By Christine Brennan
Washington Post Staff Writer
Monday, February 7, 1994; Page B1

LILLEHAMMER, Norway — On Jan. 9, a day after winning the U.S. Olympic trials in Detroit, figure skater Tonya Harding was handed two pieces of paper. At the top of Page 1, in bold type, was this heading: XVIIth Olympic Winter Games Code of Conduct.

What Harding received was a document that is given out by the U.S. Olympic Committee and signed by all athletes who qualify for the Games. We don't know for sure if Harding read what it said, but she definitely signed on the dotted line. It's in her handwriting, all right, and better still, it was discovered in the USOC's filing cabinets, not in the trash.

The words that make up the athlete's code of conduct are not hard to understand. First comes a paragraph that discusses the importance of being an Olympian, followed by this sentence:

"Should a disciplinary problem arise (i.e. misconduct, breaking of the law), it will be dealt with by the Games Administrative Board ... "

The board's decision, the code says in bold, capital letters, "WILL BE FINAL." Even if an athlete, considering this the formality that it is, skims through the two pages, that is one sentence that is impossible to miss.

Eight likely disciplinary actions are listed next. Some are serious, some are funny. The administrative board can, for instance, revoke the athlete's village visitor privileges, take away the Olympian's USA uniform, or, in a page right out of the babysitter's handbook, restrict the athlete to his or her room.

That's kids' stuff compared to this one: "Expulsion from the team," it says. "Sent home immediately regardless of whether or not my competition has taken place."


"Signed, Tonya Harding, 1-9-94."

Look at it this way; at the very least, Harding can't say she didn't know about this in advance.

More importantly, those two pages are what the USOC can use — and more than likely will use — to remove Harding from the 1994 U.S. Olympic team. The USOC seems to have caught Harding on the issue of misconduct, thanks to her Jan. 27 admission that she learned about the plot to harm rival Nancy Kerrigan and failed to tell either the police or U.S. Olympic officials about it.

They also appear to have her on the paragraph in all capital letters, the part about observing and abiding by the rules of the USFSA. Those rules include a code of ethics that says an athlete must "exemplify the highest standards of fairness, ethical behavior and genuine good sportsmanship."

Again, even if we believe Harding is completely innocent of any criminal wrongdoing, she bent, if not broke, every one of those standards with her Jan. 27 statement. She knew information about an act that severely disrupted and altered events at her sport's national championship/Olympic trials and didn't tell anyone about it.

While USFSA and USOC officials were worried that a guy in a ski cap might try to kneecap another skater, Harding, a member in good standing of the USFSA, had information she kept to herself.

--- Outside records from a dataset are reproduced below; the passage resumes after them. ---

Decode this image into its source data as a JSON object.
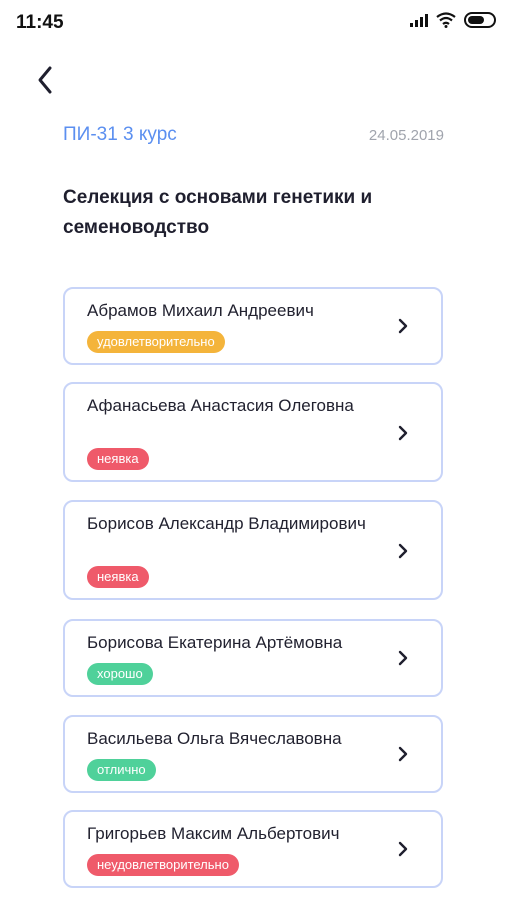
{
  "status_bar": {
    "time": "11:45"
  },
  "header": {
    "group": "ПИ-31 3 курс",
    "date": "24.05.2019"
  },
  "subject": "Селекция с основами генетики и семеноводство",
  "colors": {
    "accent": "#5b8ff0",
    "card_border": "#c8d4f8",
    "grade_satisfactory": "#f4b43b",
    "grade_absent": "#ef5a6a",
    "grade_good": "#4fd19a",
    "grade_excellent": "#4fd19a",
    "grade_unsatisfactory": "#ef5a6a"
  },
  "students": [
    {
      "name": "Абрамов Михаил Андреевич",
      "grade": "удовлетворительно",
      "color": "#f4b43b"
    },
    {
      "name": "Афанасьева Анастасия Олеговна",
      "grade": "неявка",
      "color": "#ef5a6a"
    },
    {
      "name": "Борисов Александр Владимирович",
      "grade": "неявка",
      "color": "#ef5a6a"
    },
    {
      "name": "Борисова Екатерина Артёмовна",
      "grade": "хорошо",
      "color": "#4fd19a"
    },
    {
      "name": "Васильева Ольга Вячеславовна",
      "grade": "отлично",
      "color": "#4fd19a"
    },
    {
      "name": "Григорьев Максим Альбертович",
      "grade": "неудовлетворительно",
      "color": "#ef5a6a"
    }
  ]
}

This is the deal: You join an organization, you play by its rules. If you're an NCAA basketball coach, you know if you give a high school basketball player $100, it's not against the law — but it's a violation of NCAA rules. George Steinbrenner wasn't thrown in jail a few years ago for having contacts with a known gambler, but he still got tossed out of baseball "for the good of the game." What's more, the USOC suspended Steinbrenner, one of its vice presidents, for nearly a year, not because of any violation of USOC rules, but because of problems in baseball.

And so it is with Harding. The USOC has rules that govern her actions, rules that directly speak to exactly what Harding said she did.

What's more, it just might have a legal case too. In 1978, the United States enacted a law called the Amateur Sports Act, which established the USOC's constitution. And the USOC's constitution stipulates that there will be a Games Administrative Board, "which shall have final authority with respect to all matters regarding the United States official delegation at the site of the Games ... "

So, when all the legal experts go on TV and (quite correctly) make their points about innocent-until-proven-guilty and due process, the men and women who run the USOC should stand up and say, "Guess what? Our ability to remove Tonya Harding from the Olympic team for what we perceive to be a breach of ethics just happens to be the law of the land."

Now somewhere out there, perhaps in Portland, Ore., sits an attorney or two who would love to test the USOC's interpretation of the law — in court. And, this case being what it is, that probably will happen. The draw to determine the competition order in the first phase of women's figure skating is Feb. 21; do you think the U.S. Supreme Court might be burning the midnight oil on the 20th?

Harding has lawyers; so does the USOC. They know they'll be in for a fight if they kick her off the team. Expect this to drag on, then finish with a flurry of court orders. Just like in basketball, where, in a close game, you want the last shot. In this case, the one with the last judge's order wins.

This won't stop the shouting. But for her or against her, reality checks are necessary. And here's the biggest one of all: One month ago, on Jan. 6, Kerrigan was hit on the knee in a plot planned, in part, by Jeff Gillooly, Harding's live-in ex-husband, according to Gillooly. Harding said she didn't know about the plot beforehand, but did find out about it later. And she didn't tell her federation, or local authorities. She says she broke no laws, and she may very well be right. But she violated the rules of the USFSA, and the USOC — lesser offenses overall, but enormous ones now.

So the USOC is considering acting against her. Methodically, at its own pace, in a week or so, it probably will.

Perhaps USOC officers will send her home. Or maybe they'll just tell her to go to her room. And stay there.